A small tent city has sprung up this month near the hamlet of Resolute on Cornwallis Island for Canada’s biggest-ever military exercise in the north, involving about 1,200 troops. In a sign of the Arctic’s growing accessibility, the operation includes a simulated rescue of passengers stranded on a grounded cruise ship.

. . .

The Arctic nations are also pushing to expand their offshore economic zones beyond the 200-mile limit traditionally recognised under international law. Article 76 of the UN Convention on the Law of the Sea allows states to claim rights up to 350 miles offshore if the geology of the seabed indicates a “natural prolongation” of the continental shelf. Applications are vetted by a group of scientists.

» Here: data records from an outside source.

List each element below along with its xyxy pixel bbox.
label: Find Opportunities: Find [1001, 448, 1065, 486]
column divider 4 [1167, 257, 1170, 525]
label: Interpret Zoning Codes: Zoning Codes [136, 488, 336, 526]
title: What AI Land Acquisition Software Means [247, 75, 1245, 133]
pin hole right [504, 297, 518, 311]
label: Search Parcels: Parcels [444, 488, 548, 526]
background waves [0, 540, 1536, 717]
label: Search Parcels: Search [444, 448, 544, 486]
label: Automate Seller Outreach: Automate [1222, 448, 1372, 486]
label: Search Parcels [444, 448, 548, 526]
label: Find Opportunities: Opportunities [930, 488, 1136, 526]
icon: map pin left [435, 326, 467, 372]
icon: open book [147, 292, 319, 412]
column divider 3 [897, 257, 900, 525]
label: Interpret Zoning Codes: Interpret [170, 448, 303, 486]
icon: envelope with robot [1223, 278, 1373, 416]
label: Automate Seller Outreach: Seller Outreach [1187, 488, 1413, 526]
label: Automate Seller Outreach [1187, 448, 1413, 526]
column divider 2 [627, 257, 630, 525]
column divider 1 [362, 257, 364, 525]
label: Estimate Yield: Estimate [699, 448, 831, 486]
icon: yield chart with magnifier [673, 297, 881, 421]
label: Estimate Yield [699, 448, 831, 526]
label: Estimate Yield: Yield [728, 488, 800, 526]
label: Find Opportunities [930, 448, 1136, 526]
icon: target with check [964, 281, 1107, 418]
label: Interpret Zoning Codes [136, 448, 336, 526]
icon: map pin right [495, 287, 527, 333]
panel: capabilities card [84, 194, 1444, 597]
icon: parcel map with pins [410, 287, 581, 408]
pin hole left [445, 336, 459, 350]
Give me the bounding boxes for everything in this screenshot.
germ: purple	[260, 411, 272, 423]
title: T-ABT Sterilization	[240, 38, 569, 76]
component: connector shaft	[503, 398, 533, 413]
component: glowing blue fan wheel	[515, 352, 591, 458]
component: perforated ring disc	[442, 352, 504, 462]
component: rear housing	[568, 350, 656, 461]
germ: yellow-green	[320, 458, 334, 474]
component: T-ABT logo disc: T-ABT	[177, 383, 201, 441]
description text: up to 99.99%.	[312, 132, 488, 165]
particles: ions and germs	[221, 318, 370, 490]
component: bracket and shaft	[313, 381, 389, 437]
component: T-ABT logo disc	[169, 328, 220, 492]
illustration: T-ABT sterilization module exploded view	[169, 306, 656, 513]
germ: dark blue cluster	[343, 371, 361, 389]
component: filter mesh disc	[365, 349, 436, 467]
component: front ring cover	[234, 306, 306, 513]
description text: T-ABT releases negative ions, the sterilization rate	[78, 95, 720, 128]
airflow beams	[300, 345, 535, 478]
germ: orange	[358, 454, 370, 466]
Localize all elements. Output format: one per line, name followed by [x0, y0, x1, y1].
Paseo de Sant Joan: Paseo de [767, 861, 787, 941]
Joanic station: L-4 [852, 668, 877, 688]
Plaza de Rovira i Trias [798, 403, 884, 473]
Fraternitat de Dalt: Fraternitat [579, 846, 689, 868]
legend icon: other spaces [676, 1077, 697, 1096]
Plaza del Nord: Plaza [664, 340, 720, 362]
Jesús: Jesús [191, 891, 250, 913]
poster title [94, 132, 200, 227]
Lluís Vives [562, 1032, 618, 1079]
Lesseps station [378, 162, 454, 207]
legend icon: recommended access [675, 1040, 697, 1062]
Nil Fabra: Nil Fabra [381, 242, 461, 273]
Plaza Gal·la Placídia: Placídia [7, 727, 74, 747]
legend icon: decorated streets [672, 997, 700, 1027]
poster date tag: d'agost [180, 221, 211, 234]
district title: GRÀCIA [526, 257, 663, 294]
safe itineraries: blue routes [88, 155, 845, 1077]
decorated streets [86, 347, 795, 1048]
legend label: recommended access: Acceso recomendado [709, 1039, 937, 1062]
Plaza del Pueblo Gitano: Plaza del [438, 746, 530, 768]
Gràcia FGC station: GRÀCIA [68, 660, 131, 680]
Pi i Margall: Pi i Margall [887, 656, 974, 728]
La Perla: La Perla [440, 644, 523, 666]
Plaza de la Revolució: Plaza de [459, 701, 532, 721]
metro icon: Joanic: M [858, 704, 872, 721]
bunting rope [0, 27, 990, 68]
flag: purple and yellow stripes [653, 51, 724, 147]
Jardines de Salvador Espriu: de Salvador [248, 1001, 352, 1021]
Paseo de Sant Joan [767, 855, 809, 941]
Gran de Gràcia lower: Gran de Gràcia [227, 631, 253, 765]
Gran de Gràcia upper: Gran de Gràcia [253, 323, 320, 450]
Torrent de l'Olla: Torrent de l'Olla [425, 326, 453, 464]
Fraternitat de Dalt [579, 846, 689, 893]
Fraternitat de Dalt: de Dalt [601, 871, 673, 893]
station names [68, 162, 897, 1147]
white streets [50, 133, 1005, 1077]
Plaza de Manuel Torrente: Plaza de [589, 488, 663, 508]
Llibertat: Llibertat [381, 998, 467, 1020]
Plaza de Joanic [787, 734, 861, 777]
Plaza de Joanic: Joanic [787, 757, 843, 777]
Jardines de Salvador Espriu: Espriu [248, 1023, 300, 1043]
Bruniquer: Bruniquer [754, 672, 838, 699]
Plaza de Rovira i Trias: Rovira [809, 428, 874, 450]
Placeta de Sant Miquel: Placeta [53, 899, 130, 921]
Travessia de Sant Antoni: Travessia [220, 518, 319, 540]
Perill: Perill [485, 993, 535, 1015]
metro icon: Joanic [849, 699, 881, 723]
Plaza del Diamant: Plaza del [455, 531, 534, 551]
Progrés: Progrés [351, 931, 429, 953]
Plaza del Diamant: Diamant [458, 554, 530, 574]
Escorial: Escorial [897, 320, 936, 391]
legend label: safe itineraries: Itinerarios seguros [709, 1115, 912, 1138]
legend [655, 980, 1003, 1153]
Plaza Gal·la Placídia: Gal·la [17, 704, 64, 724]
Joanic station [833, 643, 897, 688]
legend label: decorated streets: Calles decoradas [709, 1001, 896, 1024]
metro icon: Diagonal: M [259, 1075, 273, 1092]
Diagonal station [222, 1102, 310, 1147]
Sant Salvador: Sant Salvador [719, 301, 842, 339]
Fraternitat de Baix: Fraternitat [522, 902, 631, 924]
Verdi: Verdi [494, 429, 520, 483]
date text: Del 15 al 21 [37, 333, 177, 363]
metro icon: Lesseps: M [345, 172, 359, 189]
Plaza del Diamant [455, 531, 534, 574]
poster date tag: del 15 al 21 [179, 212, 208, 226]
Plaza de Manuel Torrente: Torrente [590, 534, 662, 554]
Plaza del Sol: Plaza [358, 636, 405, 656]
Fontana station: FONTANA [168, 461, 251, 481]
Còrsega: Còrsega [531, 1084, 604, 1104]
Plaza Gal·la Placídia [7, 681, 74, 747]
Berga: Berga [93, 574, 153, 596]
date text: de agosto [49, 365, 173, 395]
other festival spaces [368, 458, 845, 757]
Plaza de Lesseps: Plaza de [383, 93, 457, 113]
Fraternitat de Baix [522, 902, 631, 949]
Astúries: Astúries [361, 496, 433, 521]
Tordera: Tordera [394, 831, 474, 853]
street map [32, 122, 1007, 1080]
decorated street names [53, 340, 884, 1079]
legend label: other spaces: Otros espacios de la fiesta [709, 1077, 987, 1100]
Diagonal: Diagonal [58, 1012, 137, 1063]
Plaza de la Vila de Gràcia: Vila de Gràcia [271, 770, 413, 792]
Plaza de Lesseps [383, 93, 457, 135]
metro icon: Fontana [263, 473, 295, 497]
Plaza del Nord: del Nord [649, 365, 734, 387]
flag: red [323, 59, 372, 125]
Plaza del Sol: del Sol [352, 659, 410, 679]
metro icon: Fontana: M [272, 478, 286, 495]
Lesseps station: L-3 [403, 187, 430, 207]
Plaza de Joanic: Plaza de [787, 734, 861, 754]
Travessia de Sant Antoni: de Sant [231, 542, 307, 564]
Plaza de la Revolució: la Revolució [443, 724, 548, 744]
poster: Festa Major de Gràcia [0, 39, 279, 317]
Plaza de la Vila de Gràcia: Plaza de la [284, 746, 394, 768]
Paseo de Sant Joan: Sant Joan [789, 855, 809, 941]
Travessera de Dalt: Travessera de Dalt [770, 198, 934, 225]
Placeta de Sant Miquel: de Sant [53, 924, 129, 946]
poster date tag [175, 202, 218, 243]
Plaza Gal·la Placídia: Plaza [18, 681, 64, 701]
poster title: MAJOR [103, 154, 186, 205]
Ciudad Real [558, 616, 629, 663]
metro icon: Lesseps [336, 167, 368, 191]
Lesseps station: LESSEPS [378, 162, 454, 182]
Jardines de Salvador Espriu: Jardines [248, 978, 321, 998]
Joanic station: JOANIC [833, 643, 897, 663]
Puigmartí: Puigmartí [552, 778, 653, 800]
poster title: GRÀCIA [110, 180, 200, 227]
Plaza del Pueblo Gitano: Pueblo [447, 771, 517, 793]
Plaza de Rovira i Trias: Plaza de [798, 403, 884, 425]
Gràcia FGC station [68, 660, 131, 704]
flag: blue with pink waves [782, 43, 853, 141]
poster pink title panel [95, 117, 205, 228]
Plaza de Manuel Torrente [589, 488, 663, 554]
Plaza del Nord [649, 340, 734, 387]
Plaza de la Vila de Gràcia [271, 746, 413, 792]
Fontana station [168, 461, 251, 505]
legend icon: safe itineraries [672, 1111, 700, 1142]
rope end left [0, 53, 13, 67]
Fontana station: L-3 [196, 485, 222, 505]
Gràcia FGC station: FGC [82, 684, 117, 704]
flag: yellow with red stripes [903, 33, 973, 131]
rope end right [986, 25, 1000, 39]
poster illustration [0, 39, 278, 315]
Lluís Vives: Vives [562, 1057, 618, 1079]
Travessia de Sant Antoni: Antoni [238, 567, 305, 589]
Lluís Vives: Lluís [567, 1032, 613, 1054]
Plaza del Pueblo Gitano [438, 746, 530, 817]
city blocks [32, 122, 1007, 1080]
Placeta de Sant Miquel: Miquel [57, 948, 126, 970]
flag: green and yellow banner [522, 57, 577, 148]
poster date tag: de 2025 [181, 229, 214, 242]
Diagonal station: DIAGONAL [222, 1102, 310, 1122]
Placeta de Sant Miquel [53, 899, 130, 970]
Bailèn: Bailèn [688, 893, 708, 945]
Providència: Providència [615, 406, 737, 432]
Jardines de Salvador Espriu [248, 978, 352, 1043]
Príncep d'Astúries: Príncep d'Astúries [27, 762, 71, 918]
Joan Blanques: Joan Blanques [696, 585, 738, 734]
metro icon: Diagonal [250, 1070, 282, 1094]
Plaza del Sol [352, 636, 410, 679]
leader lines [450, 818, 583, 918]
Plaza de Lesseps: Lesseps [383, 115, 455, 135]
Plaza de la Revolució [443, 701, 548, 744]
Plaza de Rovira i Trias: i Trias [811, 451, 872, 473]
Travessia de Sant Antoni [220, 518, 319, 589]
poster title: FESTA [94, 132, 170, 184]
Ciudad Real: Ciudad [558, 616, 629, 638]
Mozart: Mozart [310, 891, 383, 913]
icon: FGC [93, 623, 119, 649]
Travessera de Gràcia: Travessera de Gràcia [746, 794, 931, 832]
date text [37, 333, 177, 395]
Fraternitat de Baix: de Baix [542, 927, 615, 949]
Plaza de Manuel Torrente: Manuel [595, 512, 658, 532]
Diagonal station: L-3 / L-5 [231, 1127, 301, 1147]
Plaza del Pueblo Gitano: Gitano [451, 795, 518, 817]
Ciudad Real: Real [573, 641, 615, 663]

Norway has already secured an extension, Russia has applied for one and Canada is preparing an application. Mr Byers predicts that some of the claims could overlap.

Arctic map

The co-operation that has marked Arctic issues so far is also in evidence in next week’s search for the remains of the Franklin expedition. Parks Canada, a government agency co-ordinating the effort, will use an unmanned submarine for the first time, concentrating on an area around Victoria Strait and the west coast of King William Island, about 700km north of the Arctic Circle.

While the UK theoretically still owns the Erebus and the Terror, it has told Ottawa that if the ships are found, it will lay claim only to any gold bullion on board. It also wants human remains to be treated with appropriate respect.

As Andrew Pocock, the UK high commissioner in Ottawa, puts it: “Both sides trust each other to behave in an honest and straightforward manner.” The question is whether that spirit will continue to apply as the dossier of more weighty Arctic issues grows thicker.

This article has been amended after its publication in the Financial Times newspaper and initial publication on FT.com.